Indomitus brings buy-once accounting and payroll app to Windows
indiAccounting is now available for Windows 10 and 11, offering local data storage, one-time licensing and payroll coverage for U.S. small businesses.
By Ingrid Halvorsen · Staff Writer
· 3 min read
Indomitus Group has released indiAccounting for Windows 10 and 11, extending its desktop accounting and payroll software beyond Linux into the operating system used by many small businesses. The product is priced from $249 as a one-time purchase, with payroll packages starting at $299, positioning it against cloud accounting tools that typically charge recurring fees.
The launch comes as small-business finance software remains dominated by subscription cloud platforms, where accounting, payroll and multi-entity use can add recurring costs. Indomitus said recent price increases among leading subscription providers have reached as much as 25%, and that cloud accounting platforms with payroll commonly cost small businesses between $2,000 and $3,000 a year.
indiAccounting uses a desktop model: records are stored on the user’s computer, the application can run offline, and no account is required. That structure contrasts with cloud systems that store accounting data on external servers and bill on a monthly or annual basis. For operators concerned about software cost inflation, data control or access without an internet connection, the Windows release adds another option in a category that has largely moved online.
The Windows version is the same application previously released for Linux. It is built in Rust, distributed as a native Windows installer signed by Indomitus Group LLC, and is also available through the Microsoft Store. The company said the software has no telemetry or tracking, and supports optional AES-256-GCM encryption for stored connection and payment credentials, an app-level PIN lock and integrity-checked local backups.

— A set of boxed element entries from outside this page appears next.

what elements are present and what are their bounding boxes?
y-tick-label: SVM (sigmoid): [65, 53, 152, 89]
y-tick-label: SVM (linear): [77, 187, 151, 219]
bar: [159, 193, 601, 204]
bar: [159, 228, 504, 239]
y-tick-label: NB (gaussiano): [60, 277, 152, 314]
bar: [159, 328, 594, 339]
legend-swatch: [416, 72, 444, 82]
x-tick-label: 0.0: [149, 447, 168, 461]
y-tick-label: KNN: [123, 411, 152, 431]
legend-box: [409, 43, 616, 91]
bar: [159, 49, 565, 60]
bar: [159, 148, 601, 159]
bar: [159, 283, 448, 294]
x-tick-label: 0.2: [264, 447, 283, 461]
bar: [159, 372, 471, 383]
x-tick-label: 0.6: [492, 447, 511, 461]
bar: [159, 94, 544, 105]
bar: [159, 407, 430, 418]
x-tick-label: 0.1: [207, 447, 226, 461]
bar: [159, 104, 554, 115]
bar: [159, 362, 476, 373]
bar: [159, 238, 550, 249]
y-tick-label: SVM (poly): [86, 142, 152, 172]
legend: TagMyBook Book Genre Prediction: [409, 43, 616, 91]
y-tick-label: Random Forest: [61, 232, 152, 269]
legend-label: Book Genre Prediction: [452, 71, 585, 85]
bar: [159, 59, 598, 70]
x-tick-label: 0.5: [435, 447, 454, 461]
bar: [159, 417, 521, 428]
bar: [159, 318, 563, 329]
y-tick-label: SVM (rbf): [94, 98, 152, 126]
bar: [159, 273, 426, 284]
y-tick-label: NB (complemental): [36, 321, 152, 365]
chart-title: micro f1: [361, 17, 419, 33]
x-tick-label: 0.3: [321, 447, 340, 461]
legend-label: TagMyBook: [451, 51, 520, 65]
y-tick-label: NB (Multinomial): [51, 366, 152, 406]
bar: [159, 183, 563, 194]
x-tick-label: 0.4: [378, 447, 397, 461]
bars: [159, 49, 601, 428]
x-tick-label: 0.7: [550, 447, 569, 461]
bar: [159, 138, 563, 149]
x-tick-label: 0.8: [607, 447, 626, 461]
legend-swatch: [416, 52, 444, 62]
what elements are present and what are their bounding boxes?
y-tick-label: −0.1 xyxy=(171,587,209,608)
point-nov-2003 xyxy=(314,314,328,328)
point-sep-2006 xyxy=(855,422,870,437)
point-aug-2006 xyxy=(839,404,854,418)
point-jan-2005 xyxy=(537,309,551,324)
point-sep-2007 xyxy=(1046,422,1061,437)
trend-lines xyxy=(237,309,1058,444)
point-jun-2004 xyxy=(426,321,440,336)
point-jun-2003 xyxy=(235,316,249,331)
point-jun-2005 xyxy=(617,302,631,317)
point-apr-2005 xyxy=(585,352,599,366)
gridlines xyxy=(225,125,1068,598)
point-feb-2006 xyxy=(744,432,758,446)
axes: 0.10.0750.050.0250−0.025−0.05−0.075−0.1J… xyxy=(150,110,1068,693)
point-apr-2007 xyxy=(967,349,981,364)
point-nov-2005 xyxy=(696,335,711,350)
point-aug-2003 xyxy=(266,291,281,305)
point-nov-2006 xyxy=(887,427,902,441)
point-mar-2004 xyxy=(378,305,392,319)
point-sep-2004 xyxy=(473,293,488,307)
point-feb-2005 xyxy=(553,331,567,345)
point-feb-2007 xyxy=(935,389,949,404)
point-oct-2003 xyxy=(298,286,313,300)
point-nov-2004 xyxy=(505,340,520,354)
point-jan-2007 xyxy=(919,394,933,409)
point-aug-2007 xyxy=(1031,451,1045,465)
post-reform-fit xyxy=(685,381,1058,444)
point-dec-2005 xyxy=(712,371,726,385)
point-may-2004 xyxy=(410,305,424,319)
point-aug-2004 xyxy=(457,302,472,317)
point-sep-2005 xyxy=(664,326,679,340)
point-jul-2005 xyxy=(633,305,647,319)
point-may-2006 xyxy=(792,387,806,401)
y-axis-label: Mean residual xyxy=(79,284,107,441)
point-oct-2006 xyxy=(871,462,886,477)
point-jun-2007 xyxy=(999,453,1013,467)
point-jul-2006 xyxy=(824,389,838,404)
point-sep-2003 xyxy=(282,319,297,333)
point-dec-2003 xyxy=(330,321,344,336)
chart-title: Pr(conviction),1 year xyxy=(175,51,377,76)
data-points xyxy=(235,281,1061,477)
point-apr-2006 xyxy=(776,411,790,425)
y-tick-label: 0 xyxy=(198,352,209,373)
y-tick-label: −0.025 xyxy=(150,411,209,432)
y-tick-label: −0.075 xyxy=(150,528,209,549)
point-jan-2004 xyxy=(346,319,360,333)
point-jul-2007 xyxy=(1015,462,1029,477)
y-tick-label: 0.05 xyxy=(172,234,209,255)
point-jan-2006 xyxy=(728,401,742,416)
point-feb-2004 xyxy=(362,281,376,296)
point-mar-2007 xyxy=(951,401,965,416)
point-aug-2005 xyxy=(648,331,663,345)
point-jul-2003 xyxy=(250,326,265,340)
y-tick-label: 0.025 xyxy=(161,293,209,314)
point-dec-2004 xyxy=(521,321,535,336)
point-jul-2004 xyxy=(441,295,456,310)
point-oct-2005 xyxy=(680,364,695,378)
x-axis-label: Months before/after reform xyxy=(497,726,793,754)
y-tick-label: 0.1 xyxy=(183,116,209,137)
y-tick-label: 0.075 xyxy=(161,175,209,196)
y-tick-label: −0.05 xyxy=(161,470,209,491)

Matt Milano, founder of Indomitus Group, said many small businesses have had few desktop alternatives on Windows as accounting software shifted toward rented access. “We built indiAccounting on the opposite principle: you buy it once, you own it, and your books live on your machine, not someone else’s server,” Milano said.
The core application includes double-entry bookkeeping, a general ledger, an audit trail, invoicing, estimates, recurring billing, accounts receivable and payable, bank and credit card reconciliation, inventory, time, mileage and project tracking, receipt capture with OCR, sales tax tools, multi-currency support and financial reports. Reconciliation can be handled through CSV, QFX and OFX files, or through a SimpleFIN connection.
A single license covers an unlimited number of companies, with separate books, ledgers, customers, vendors and payroll for each entity. That model is aimed at users such as contractors with side businesses, owners of multiple LLCs and bookkeepers managing several small clients. In many cloud accounting systems, each company file requires a separate paid subscription.
The optional payroll module extends the product from bookkeeping into payroll administration. Indomitus says the add-on handles federal withholding under IRS Publication 15-T, FICA, FUTA, SUTA and tax calculation for all 50 states and Washington, DC. It also generates W-2s, quarterly 941s, annual 940s and 1099-NEC forms, and posts pay runs to the general ledger.
Payroll pricing is tiered by employee count. The base payroll add-on covers one to 10 employees for $299, bringing the combined price with the accounting software to $548. Higher tiers cover 11 to 50 employees for a combined $748 and 51 to 100 employees for a combined $1,048. Annual tax table updates are optional and cost $99 a year, according to the company.
The release also includes migration importers for major accounting and bookkeeping platforms, covering customers, vendors, items, accounts, invoices and bills, with duplicate detection. For small businesses assessing Windows accounting and payroll software, the launch signals continuing demand for locally stored financial tools alongside the cloud subscription model.